11.1. Notices concerning dealings between the Seller and the Buyer, particularly a notice of withdrawal from the Purchase Agreement, must be delivered by registered mail, unless otherwise specified in the Purchase Agreement. Notices must be delivered to the applicable mailing address of the counterparty, and are deemed delivered and in force upon the delivery thereof by the postal service, save for a notice of withdrawal from the Purchase Agreement served by the Buyer, whereupon withdrawal will enter into force if sent by the Buyer within the deadline for withdrawal.
11.2. A notice is deemed delivered if the delivery thereof is refused by the addressee, if it is not collected within the deposition period after being deposited at the post office, or if it is returned as non-deliverable.
11.3. The contracting parties may deliver regular correspondence to one another using electronic mail, where e-mail messages must be used to the e-mail address stated in the Buyer’s user account or stated by the Buyer in an order, or to the e-mail address specified on the Seller’s website.
12.1. If the arrangement established under the Purchase Agreement contains an international (foreign) reference, the contracting parties agree that the arrangement be governed by the European Union law.
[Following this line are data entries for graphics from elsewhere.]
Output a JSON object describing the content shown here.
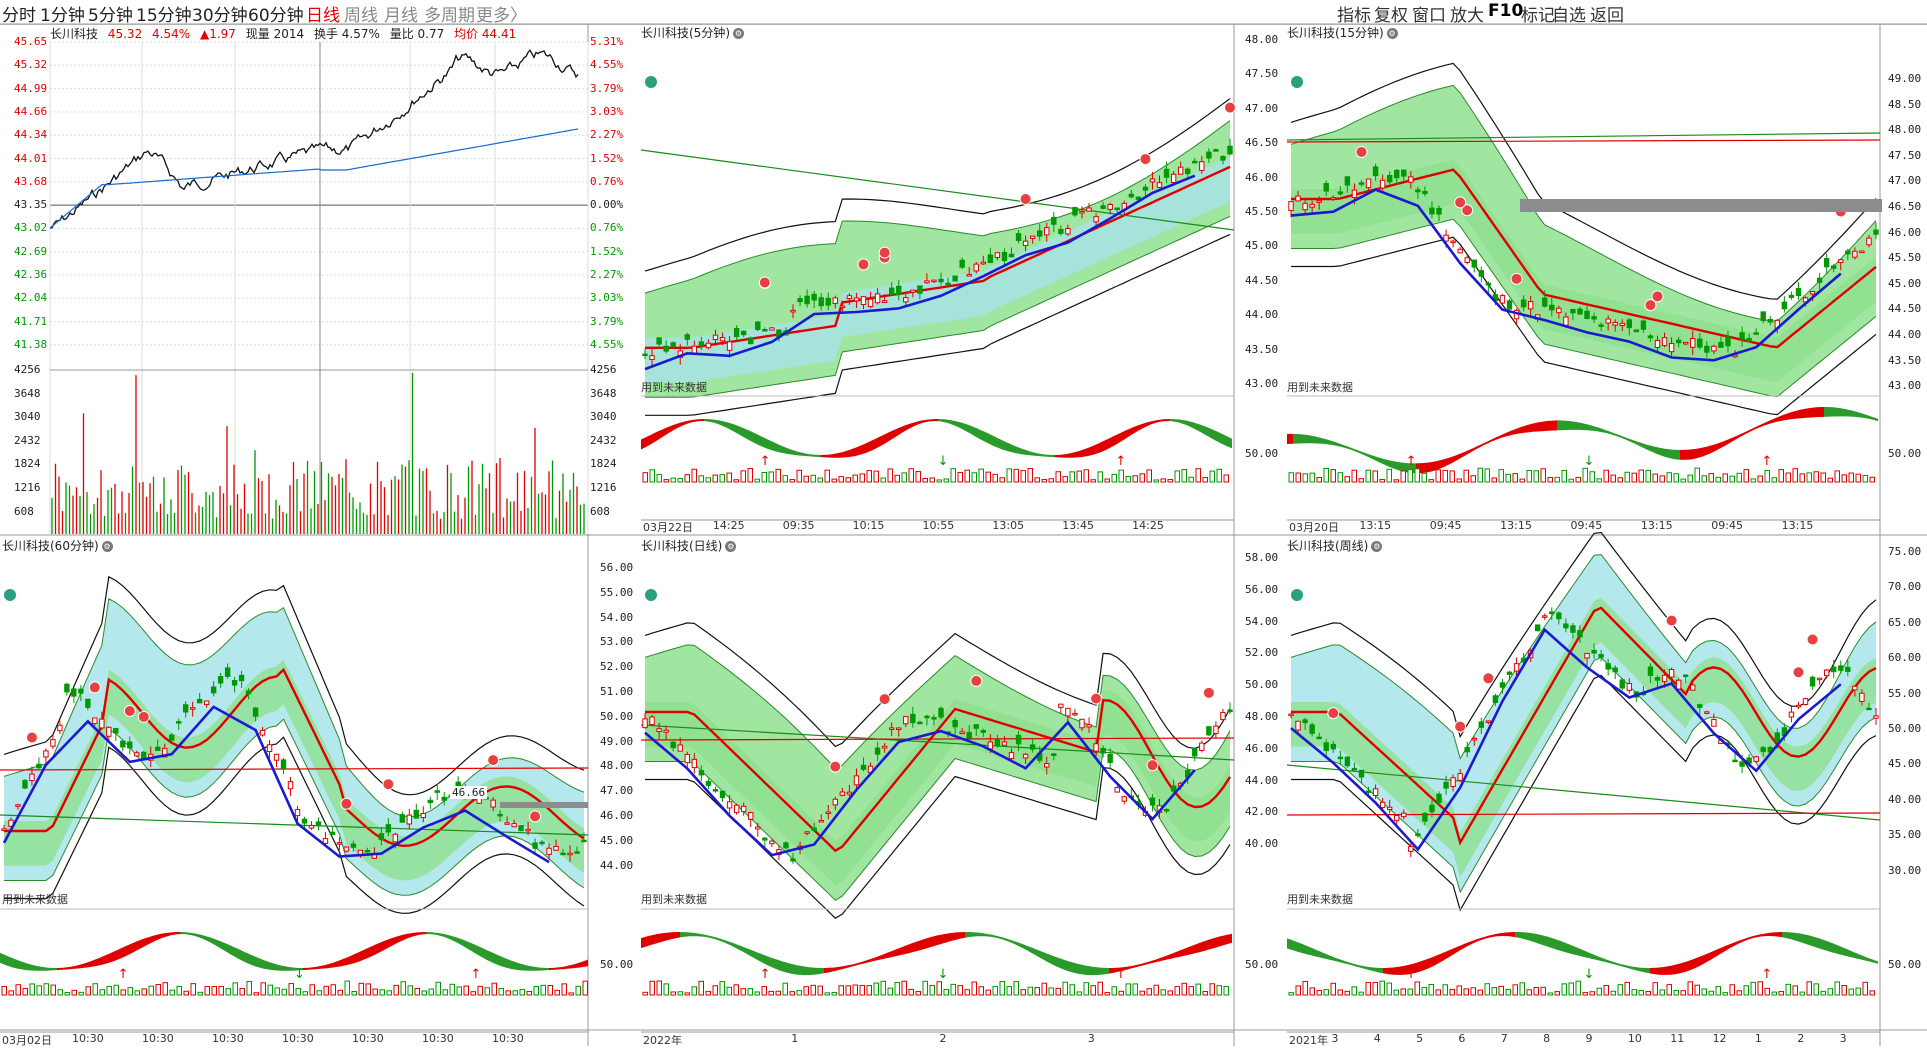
{
  "topbar": {
    "periods": [
      {
        "label": "分时",
        "active": false
      },
      {
        "label": "1分钟",
        "active": false
      },
      {
        "label": "5分钟",
        "active": false
      },
      {
        "label": "15分钟",
        "active": false
      },
      {
        "label": "30分钟",
        "active": false
      },
      {
        "label": "60分钟",
        "active": false
      },
      {
        "label": "日线",
        "active": true
      },
      {
        "label": "周线",
        "active": false
      },
      {
        "label": "月线",
        "active": false
      },
      {
        "label": "多周期",
        "active": false
      },
      {
        "label": "更多〉",
        "active": false
      }
    ],
    "tools": [
      "指标",
      "复权",
      "窗口",
      "放大",
      "F10",
      "标记",
      "自选",
      "返回"
    ]
  },
  "colors": {
    "up": "#e00000",
    "down": "#009900",
    "band_green": "#8fe08f",
    "band_cyan": "#a8e4ea",
    "wave_blue": "#1a1ad0"
  },
  "intraday": {
    "name": "长川科技",
    "price": "45.32",
    "pct": "4.54%",
    "change": "▲1.97",
    "volume_label": "现量 2014",
    "turnover_label": "换手 4.57%",
    "volratio_label": "量比 0.77",
    "avg_label": "均价 44.41",
    "price_ticks": [
      "45.65",
      "45.32",
      "44.99",
      "44.66",
      "44.34",
      "44.01",
      "43.68",
      "43.35",
      "43.02",
      "42.69",
      "42.36",
      "42.04",
      "41.71",
      "41.38"
    ],
    "pct_ticks": [
      "5.31%",
      "4.55%",
      "3.79%",
      "3.03%",
      "2.27%",
      "1.52%",
      "0.76%",
      "0.00%",
      "0.76%",
      "1.52%",
      "2.27%",
      "3.03%",
      "3.79%",
      "4.55%"
    ],
    "vol_ticks": [
      "4256",
      "3648",
      "3040",
      "2432",
      "1824",
      "1216",
      "608"
    ]
  },
  "panels": [
    {
      "id": "m5",
      "title": "长川科技(5分钟)",
      "note": "用到未来数据",
      "y_ticks": [],
      "x_ticks": [
        "03月22日",
        "14:25",
        "09:35",
        "10:15",
        "10:55",
        "13:05",
        "13:45",
        "14:25"
      ]
    },
    {
      "id": "m15",
      "title": "长川科技(15分钟)",
      "note": "用到未来数据",
      "y_ticks": [
        "48.00",
        "47.50",
        "47.00",
        "46.50",
        "46.00",
        "45.50",
        "45.00",
        "44.50",
        "44.00",
        "43.50",
        "43.00"
      ],
      "y_ticks_right": [
        "49.00",
        "48.50",
        "48.00",
        "47.50",
        "47.00",
        "46.50",
        "46.00",
        "45.50",
        "45.00",
        "44.50",
        "44.00",
        "43.50",
        "43.00"
      ],
      "osc_tick": "50.00",
      "x_ticks": [
        "03月20日",
        "13:15",
        "09:45",
        "13:15",
        "09:45",
        "13:15",
        "09:45",
        "13:15"
      ]
    },
    {
      "id": "m60",
      "title": "长川科技(60分钟)",
      "note": "用到未来数据",
      "price_tag": "46.66",
      "y_ticks": [],
      "x_ticks": [
        "03月02日",
        "10:30",
        "10:30",
        "10:30",
        "10:30",
        "10:30",
        "10:30",
        "10:30"
      ]
    },
    {
      "id": "day",
      "title": "长川科技(日线)",
      "note": "用到未来数据",
      "y_ticks": [
        "56.00",
        "55.00",
        "54.00",
        "53.00",
        "52.00",
        "51.00",
        "50.00",
        "49.00",
        "48.00",
        "47.00",
        "46.00",
        "45.00",
        "44.00"
      ],
      "osc_tick": "50.00",
      "x_ticks": [
        "2022年",
        "1",
        "2",
        "3"
      ]
    },
    {
      "id": "week",
      "title": "长川科技(周线)",
      "note": "用到未来数据",
      "y_ticks": [
        "58.00",
        "56.00",
        "54.00",
        "52.00",
        "50.00",
        "48.00",
        "46.00",
        "44.00",
        "42.00",
        "40.00"
      ],
      "y_ticks_right": [
        "75.00",
        "70.00",
        "65.00",
        "60.00",
        "55.00",
        "50.00",
        "45.00",
        "40.00",
        "35.00",
        "30.00"
      ],
      "osc_tick": "50.00",
      "x_ticks": [
        "2021年",
        "3",
        "4",
        "5",
        "6",
        "7",
        "8",
        "9",
        "10",
        "11",
        "12",
        "1",
        "2",
        "3"
      ]
    }
  ]
}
The foregoing is not to prejudice the rights of the Buyer, as a consumer, arising under laws of general application.
12.2. A provision of the Terms of Service that is or becomes invalid or ineffective will be replaced by a provision the meaning of which is closest to such an invalid or ineffective provision. The invalidity or ineffectiveness of a provision does not prejudice the validity of other provisions. Amendments to the Purchase Agreement or the Terms of Service must be effectuated in writing.
12.3. The Purchase Agreement, including the Terms of Service, is archived by the Seller in electronic form, and it is not accessible.
12.4. A sample form for withdrawal from the Purchase Agreement is attached to the Terms of Service.